Manuela Kocher Hirt · SP
Der Kanton Bern bildet dabei keine Ausnahme. Es ist eine schweizweite Problematik. Das Spitalzentrum Biel, das Inselspital und die universitären psychiatrischen Dienste (UPD), Bereich Kinder- und Jugendpsychiatrie, erbringen Leistungen, die auf ungenügenden Tarifen basieren und bei denen die Vorhalteleistungen des Kantons fehlen oder ungenügend sind. Wie lösen andere Kantone dieses Problem? Sie decken teilweise die Leistungen und bezahlen massiv höhere gemeinwirtschaftliche Leistungen, als dies der Kanton Bern tut.

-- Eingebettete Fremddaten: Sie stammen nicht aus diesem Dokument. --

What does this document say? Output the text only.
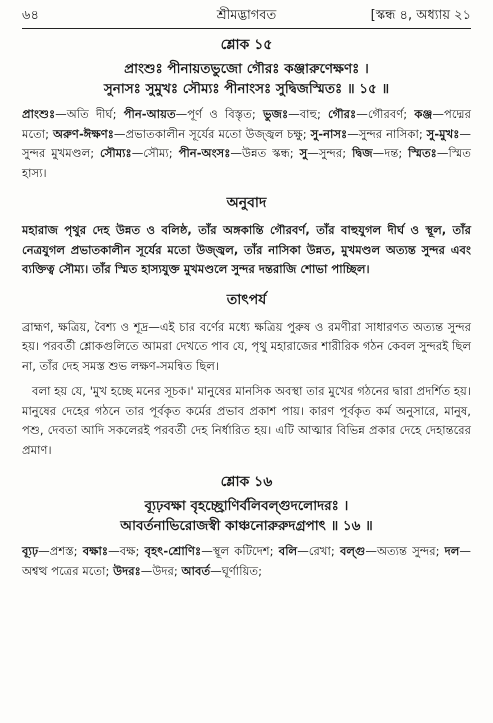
৬৪	[স্কন্ধ ৪, অধ্যায় ২১
শ্রীমদ্ভাগবত
শ্লোক ১৫
প্রাংশুঃ পীনায়তভুজো গৌরঃ কঞ্জারুণেক্ষণঃ ।
সুনাসঃ সুমুখঃ সৌম্যঃ পীনাংসঃ সুদ্বিজস্মিতঃ ॥ ১৫ ॥
প্রাংশুঃ—অতি দীর্ঘ; পীন-আয়ত—পূর্ণ ও বিস্তৃত; ভুজঃ—বাহু; গৌরঃ—গৌরবর্ণ; কঞ্জ—পদ্মের মতো; অরুণ-ঈক্ষণঃ—প্রভাতকালীন সূর্যের মতো উজ্জ্বল চক্ষু; সু-নাসঃ—সুন্দর নাসিকা; সু-মুখঃ—সুন্দর মুখমণ্ডল; সৌম্যঃ—সৌম্য; পীন-অংসঃ—উন্নত স্কন্ধ; সু—সুন্দর; দ্বিজ—দন্ত; স্মিতঃ—স্মিত হাস্য।
অনুবাদ
মহারাজ পৃথুর দেহ উন্নত ও বলিষ্ঠ, তাঁর অঙ্গকান্তি গৌরবর্ণ, তাঁর বাহুযুগল দীর্ঘ ও স্থূল, তাঁর নেত্রযুগল প্রভাতকালীন সূর্যের মতো উজ্জ্বল, তাঁর নাসিকা উন্নত, মুখমণ্ডল অত্যন্ত সুন্দর এবং ব্যক্তিত্ব সৌম্য। তাঁর স্মিত হাস্যযুক্ত মুখমণ্ডলে সুন্দর দন্তরাজি শোভা পাচ্ছিল।
তাৎপর্য
ব্রাহ্মণ, ক্ষত্রিয়, বৈশ্য ও শূদ্র—এই চার বর্ণের মধ্যে ক্ষত্রিয় পুরুষ ও রমণীরা সাধারণত অত্যন্ত সুন্দর হয়। পরবর্তী শ্লোকগুলিতে আমরা দেখতে পাব যে, পৃথু মহারাজের শারীরিক গঠন কেবল সুন্দরই ছিল না, তাঁর দেহ সমস্ত শুভ লক্ষণ-সমন্বিত ছিল।
বলা হয় যে, 'মুখ হচ্ছে মনের সূচক।' মানুষের মানসিক অবস্থা তার মুখের গঠনের দ্বারা প্রদর্শিত হয়। মানুষের দেহের গঠনে তার পূর্বকৃত কর্মের প্রভাব প্রকাশ পায়। কারণ পূর্বকৃত কর্ম অনুসারে, মানুষ, পশু, দেবতা আদি সকলেরই পরবর্তী দেহ নির্ধারিত হয়। এটি আত্মার বিভিন্ন প্রকার দেহে দেহান্তরের প্রমাণ।
শ্লোক ১৬
ব্যূঢ়বক্ষা বৃহচ্ছ্রোণির্বলিবল্গুদলোদরঃ ।
আবর্তনাভিরোজস্বী কাঞ্চনোরুরুদগ্রপাৎ ॥ ১৬ ॥
ব্যূঢ়—প্রশস্ত; বক্ষাঃ—বক্ষ; বৃহৎ-শ্রোণিঃ—স্থূল কটিদেশ; বলি—রেখা; বল্গু—অত্যন্ত সুন্দর; দল—অশ্বত্থ পত্রের মতো; উদরঃ—উদর; আবর্ত—ঘূর্ণায়িত;
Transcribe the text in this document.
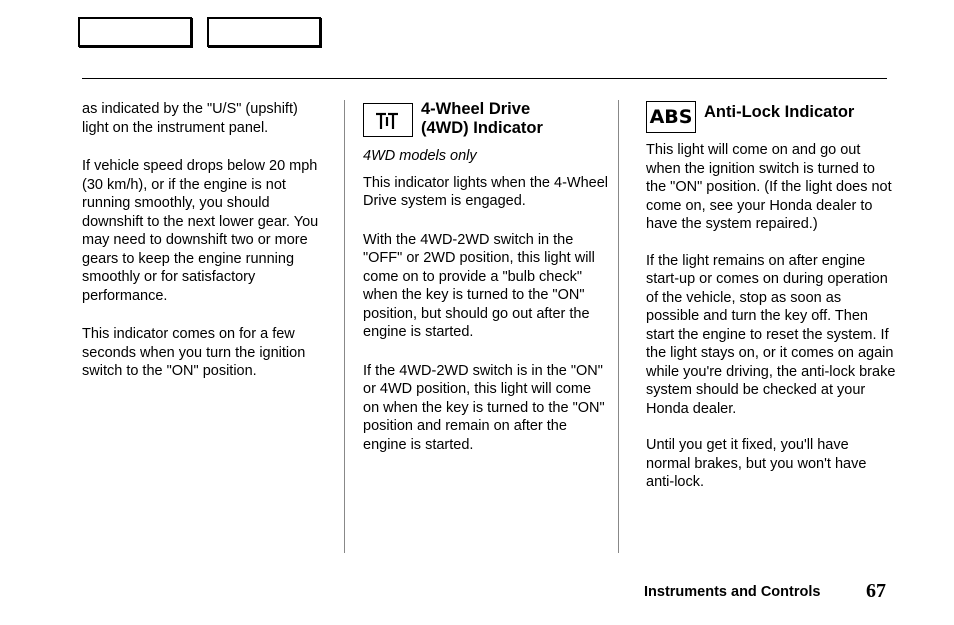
as indicated by the "U/S" (upshift) light on the instrument panel.

If vehicle speed drops below 20 mph (30 km/h), or if the engine is not running smoothly, you should downshift to the next lower gear. You may need to downshift two or more gears to keep the engine running smoothly or for satisfactory performance.

This indicator comes on for a few seconds when you turn the ignition switch to the "ON" position.

4-Wheel Drive (4WD) Indicator

4WD models only

This indicator lights when the 4-Wheel Drive system is engaged.

With the 4WD-2WD switch in the "OFF" or 2WD position, this light will come on to provide a "bulb check" when the key is turned to the "ON" position, but should go out after the engine is started.

If the 4WD-2WD switch is in the "ON" or 4WD position, this light will come on when the key is turned to the "ON" position and remain on after the engine is started.

ABS Anti-Lock Indicator

This light will come on and go out when the ignition switch is turned to the "ON" position. (If the light does not come on, see your Honda dealer to have the system repaired.)

If the light remains on after engine start-up or comes on during operation of the vehicle, stop as soon as possible and turn the key off. Then start the engine to reset the system. If the light stays on, or it comes on again while you're driving, the anti-lock brake system should be checked at your Honda dealer.

Until you get it fixed, you'll have normal brakes, but you won't have anti-lock.

Instruments and Controls 67
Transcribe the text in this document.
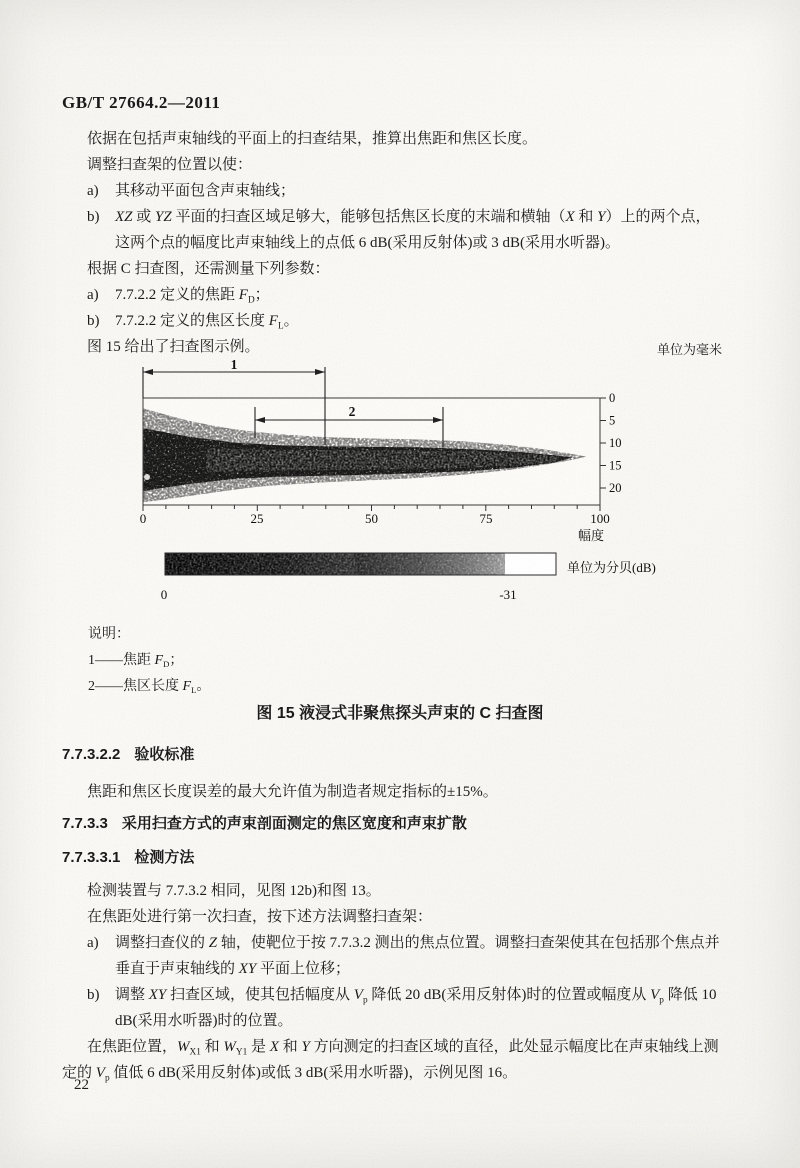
GB/T 27664.2—2011

依据在包括声束轴线的平面上的扫查结果，推算出焦距和焦区长度。

调整扫查架的位置以使：

a)	其移动平面包含声束轴线；
b)	XZ 或 YZ 平面的扫查区域足够大，能够包括焦区长度的末端和横轴（X 和 Y）上的两个点，这两个点的幅度比声束轴线上的点低 6 dB(采用反射体)或 3 dB(采用水听器)。

根据 C 扫查图，还需测量下列参数：

a)	7.7.2.2 定义的焦距 $F_D$；
b)	7.7.2.2 定义的焦区长度 $F_L$。

图 15 给出了扫查图示例。	单位为毫米
1
2
0
5
10
15
20
0	25	50	75	100
幅度
单位为分贝(dB)
0	-31

说明：

1——焦距 $F_D$；

2——焦区长度 $F_L$。

图 15 液浸式非聚焦探头声束的 C 扫查图
7.7.3.2.2 验收标准

焦距和焦区长度误差的最大允许值为制造者规定指标的±15%。

7.7.3.3 采用扫查方式的声束剖面测定的焦区宽度和声束扩散
7.7.3.3.1 检测方法

检测装置与 7.7.3.2 相同，见图 12b)和图 13。

在焦距处进行第一次扫查，按下述方法调整扫查架：

a)	调整扫查仪的 Z 轴，使靶位于按 7.7.3.2 测出的焦点位置。调整扫查架使其在包括那个焦点并垂直于声束轴线的 XY 平面上位移；
b)	调整 XY 扫查区域，使其包括幅度从 $V_p$ 降低 20 dB(采用反射体)时的位置或幅度从 $V_p$ 降低 10 dB(采用水听器)时的位置。

在焦距位置，$W_{X1}$ 和 $W_{Y1}$ 是 X 和 Y 方向测定的扫查区域的直径，此处显示幅度比在声束轴线上测定的 $V_p$ 值低 6 dB(采用反射体)或低 3 dB(采用水听器)，示例见图 16。

22
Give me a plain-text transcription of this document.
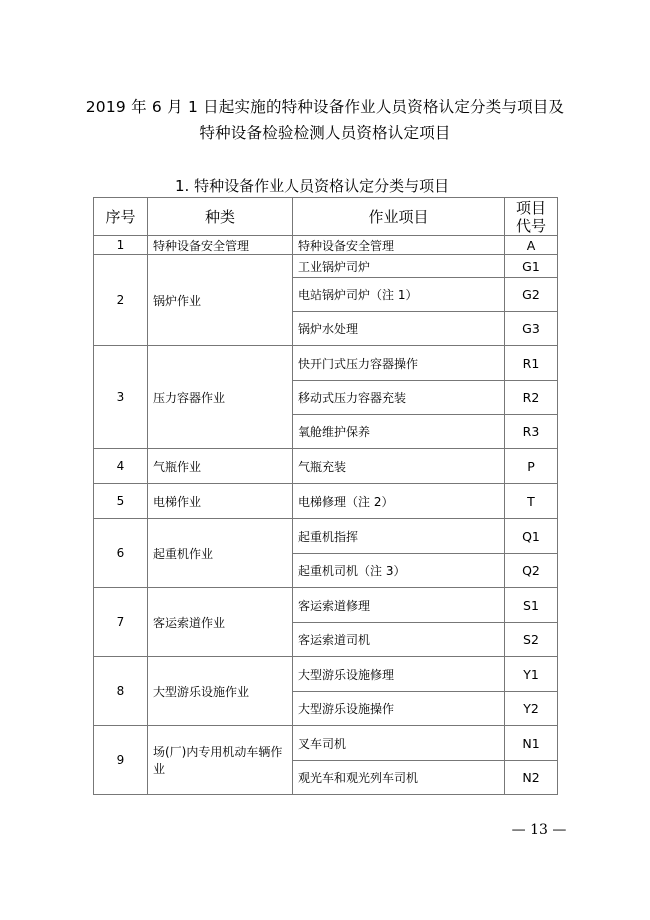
2019 年 6 月 1 日起实施的特种设备作业人员资格认定分类与项目及
特种设备检验检测人员资格认定项目
1. 特种设备作业人员资格认定分类与项目
序号	种类	作业项目	项目
代号
1	特种设备安全管理	特种设备安全管理	A
2	锅炉作业	工业锅炉司炉	G1
		电站锅炉司炉（注 1）	G2
		锅炉水处理	G3
3	压力容器作业	快开门式压力容器操作	R1
		移动式压力容器充装	R2
		氧舱维护保养	R3
4	气瓶作业	气瓶充装	P
5	电梯作业	电梯修理（注 2）	T
6	起重机作业	起重机指挥	Q1
		起重机司机（注 3）	Q2
7	客运索道作业	客运索道修理	S1
		客运索道司机	S2
8	大型游乐设施作业	大型游乐设施修理	Y1
		大型游乐设施操作	Y2
9	场(厂)内专用机动车辆作业	叉车司机	N1
		观光车和观光列车司机	N2
— 13 —
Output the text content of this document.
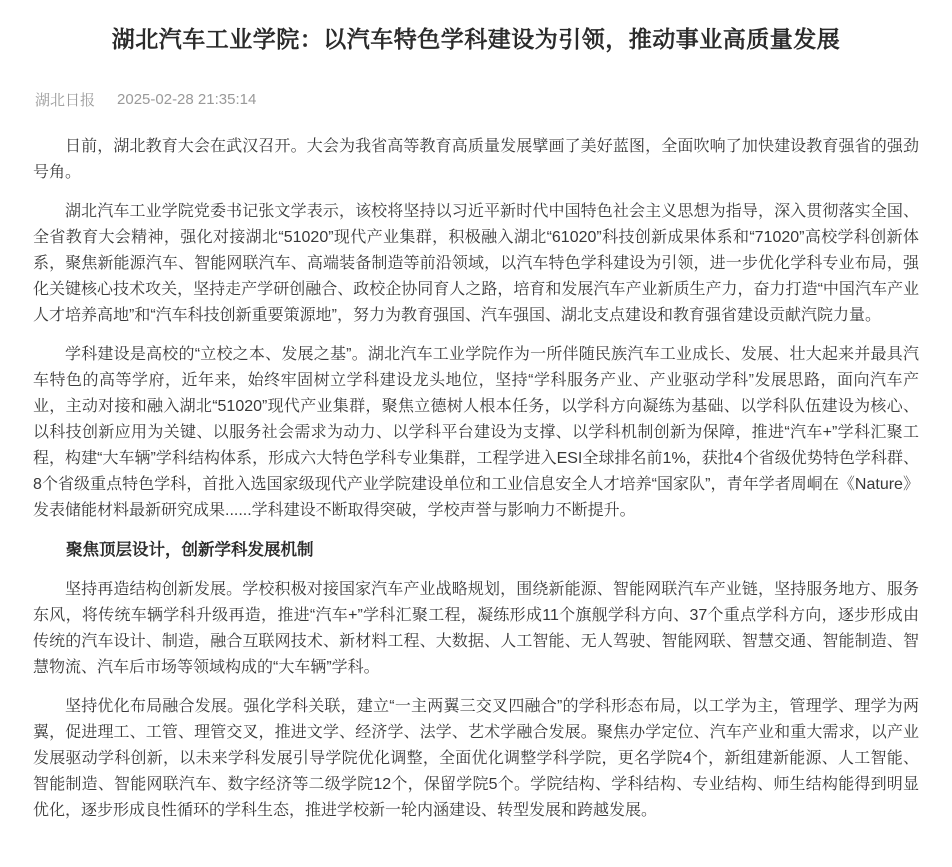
湖北汽车工业学院：以汽车特色学科建设为引领，推动事业高质量发展
湖北日报 2025-02-28 21:35:14

日前，湖北教育大会在武汉召开。大会为我省高等教育高质量发展擘画了美好蓝图，全面吹响了加快建设教育强省的强劲号角。

湖北汽车工业学院党委书记张文学表示，该校将坚持以习近平新时代中国特色社会主义思想为指导，深入贯彻落实全国、全省教育大会精神，强化对接湖北“51020”现代产业集群，积极融入湖北“61020”科技创新成果体系和“71020”高校学科创新体系，聚焦新能源汽车、智能网联汽车、高端装备制造等前沿领域，以汽车特色学科建设为引领，进一步优化学科专业布局，强化关键核心技术攻关，坚持走产学研创融合、政校企协同育人之路，培育和发展汽车产业新质生产力，奋力打造“中国汽车产业人才培养高地”和“汽车科技创新重要策源地”，努力为教育强国、汽车强国、湖北支点建设和教育强省建设贡献汽院力量。

学科建设是高校的“立校之本、发展之基”。湖北汽车工业学院作为一所伴随民族汽车工业成长、发展、壮大起来并最具汽车特色的高等学府，近年来，始终牢固树立学科建设龙头地位，坚持“学科服务产业、产业驱动学科”发展思路，面向汽车产业，主动对接和融入湖北“51020”现代产业集群，聚焦立德树人根本任务，以学科方向凝练为基础、以学科队伍建设为核心、以科技创新应用为关键、以服务社会需求为动力、以学科平台建设为支撑、以学科机制创新为保障，推进“汽车+”学科汇聚工程，构建“大车辆”学科结构体系，形成六大特色学科专业集群，工程学进入ESI全球排名前1%，获批4个省级优势特色学科群、8个省级重点特色学科，首批入选国家级现代产业学院建设单位和工业信息安全人才培养“国家队”，青年学者周峒在《Nature》发表储能材料最新研究成果......学科建设不断取得突破，学校声誉与影响力不断提升。

聚焦顶层设计，创新学科发展机制

坚持再造结构创新发展。学校积极对接国家汽车产业战略规划，围绕新能源、智能网联汽车产业链，坚持服务地方、服务东风，将传统车辆学科升级再造，推进“汽车+”学科汇聚工程，凝练形成11个旗舰学科方向、37个重点学科方向，逐步形成由传统的汽车设计、制造，融合互联网技术、新材料工程、大数据、人工智能、无人驾驶、智能网联、智慧交通、智能制造、智慧物流、汽车后市场等领域构成的“大车辆”学科。

坚持优化布局融合发展。强化学科关联，建立“一主两翼三交叉四融合”的学科形态布局，以工学为主，管理学、理学为两翼，促进理工、工管、理管交叉，推进文学、经济学、法学、艺术学融合发展。聚焦办学定位、汽车产业和重大需求，以产业发展驱动学科创新，以未来学科发展引导学院优化调整，全面优化调整学科学院，更名学院4个，新组建新能源、人工智能、智能制造、智能网联汽车、数字经济等二级学院12个，保留学院5个。学院结构、学科结构、专业结构、师生结构能得到明显优化，逐步形成良性循环的学科生态，推进学校新一轮内涵建设、转型发展和跨越发展。
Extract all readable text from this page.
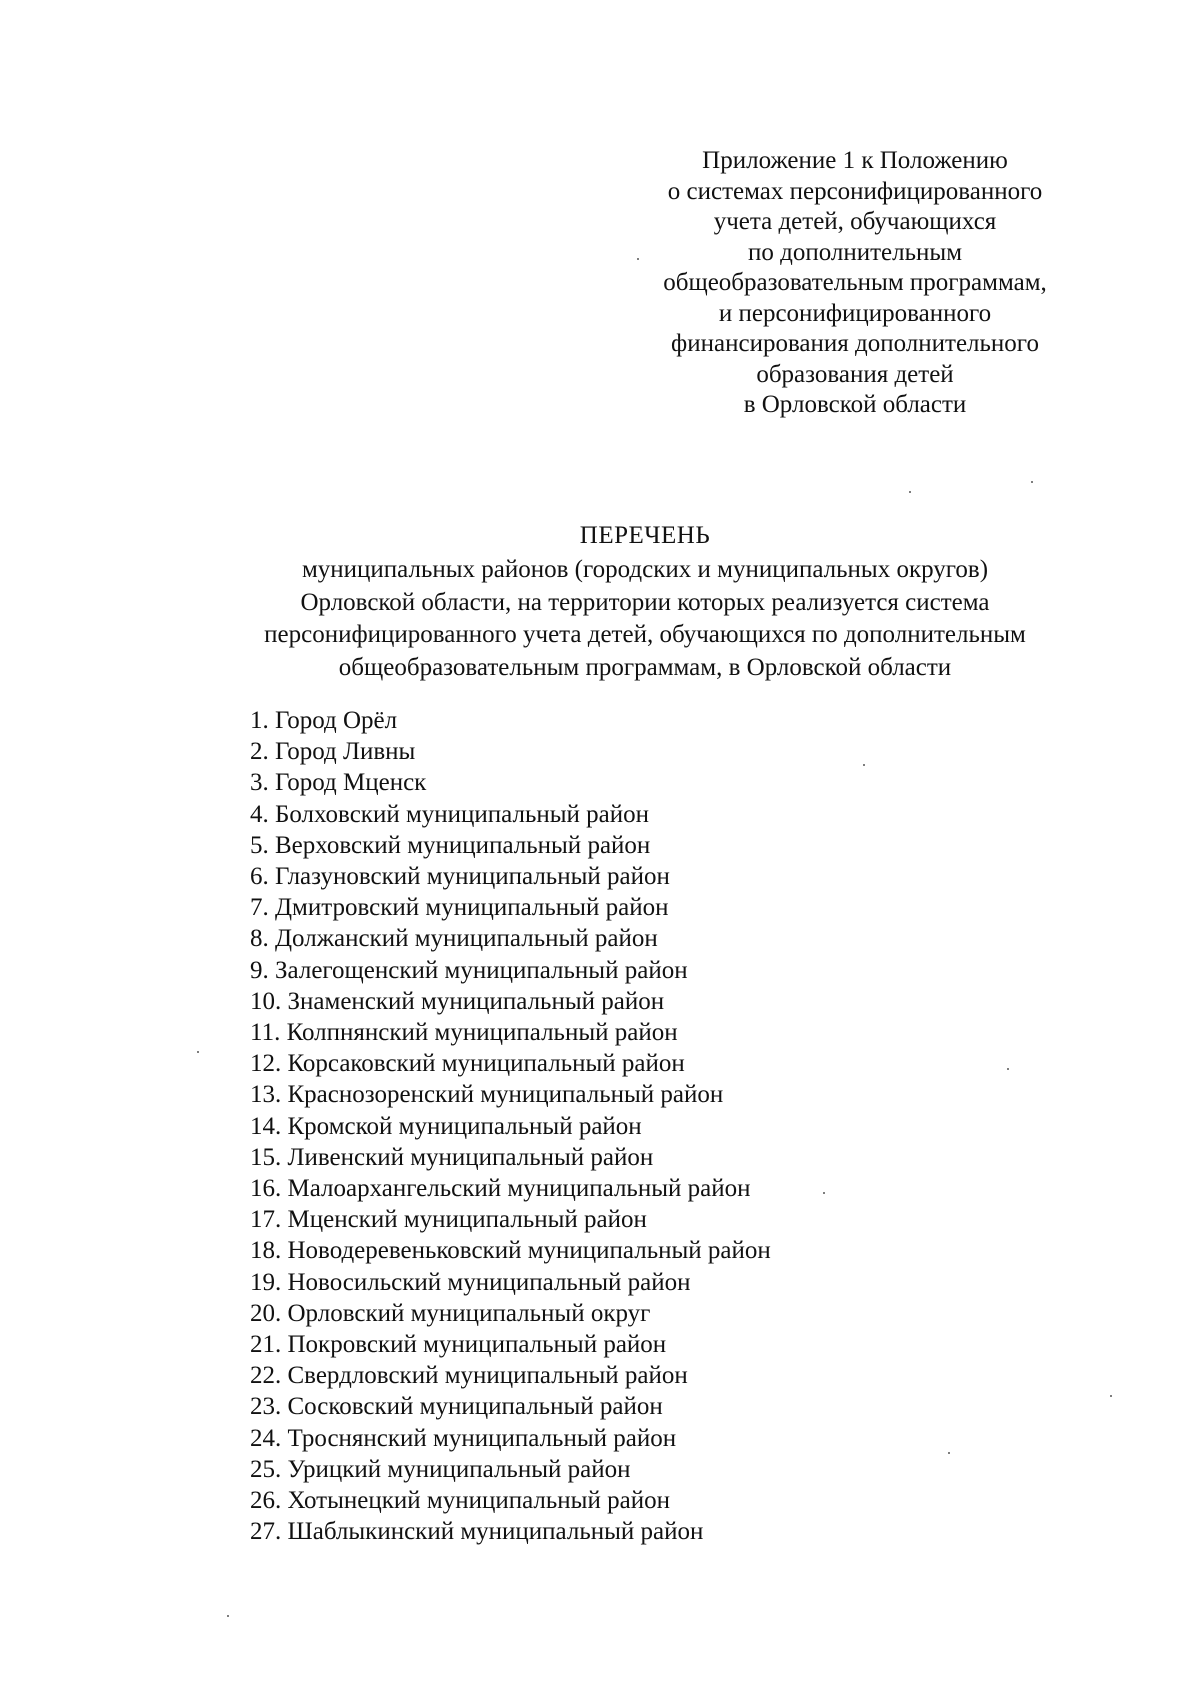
Приложение 1 к Положению
о системах персонифицированного
учета детей, обучающихся
по дополнительным
общеобразовательным программам,
и персонифицированного
финансирования дополнительного
образования детей
в Орловской области
ПЕРЕЧЕНЬ
муниципальных районов (городских и муниципальных округов)
Орловской области, на территории которых реализуется система
персонифицированного учета детей, обучающихся по дополнительным
общеобразовательным программам, в Орловской области
1. Город Орёл
2. Город Ливны
3. Город Мценск
4. Болховский муниципальный район
5. Верховский муниципальный район
6. Глазуновский муниципальный район
7. Дмитровский муниципальный район
8. Должанский муниципальный район
9. Залегощенский муниципальный район
10. Знаменский муниципальный район
11. Колпнянский муниципальный район
12. Корсаковский муниципальный район
13. Краснозоренский муниципальный район
14. Кромской муниципальный район
15. Ливенский муниципальный район
16. Малоархангельский муниципальный район
17. Мценский муниципальный район
18. Новодеревеньковский муниципальный район
19. Новосильский муниципальный район
20. Орловский муниципальный округ
21. Покровский муниципальный район
22. Свердловский муниципальный район
23. Сосковский муниципальный район
24. Троснянский муниципальный район
25. Урицкий муниципальный район
26. Хотынецкий муниципальный район
27. Шаблыкинский муниципальный район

Aber Sie können es der Antwort der Regierung entnehmen: Sie ist nicht bereit, sich den nötigen Handlungsspielraum über eine Notverordnung zu geben und mehr Geld zu investieren. Dies, obwohl sie weiss, dass weder die Versorgung noch die finanzielle Zukunft der Leistungserbringer gesichert ist und die Auslastung und das Angebot seit Corona massiv zugenommen haben. Je grösser die Zunahme, desto grösser das Defizit. Es findet eine Quersubventionierung in den Betrieben statt, und das Eigenkapital wird belastet. Diese Entwicklung bedeutet für die UPD zum Beispiel, dass sie in den nächsten paar Jahren in einen Konkurs steuert.
Es gibt in diesem Bereich verschiedene Probleme zu lösen, und der Kanton muss dringend handeln. Deshalb bitte ich Sie, diese Motion in beiden Punkten zu unterstützen.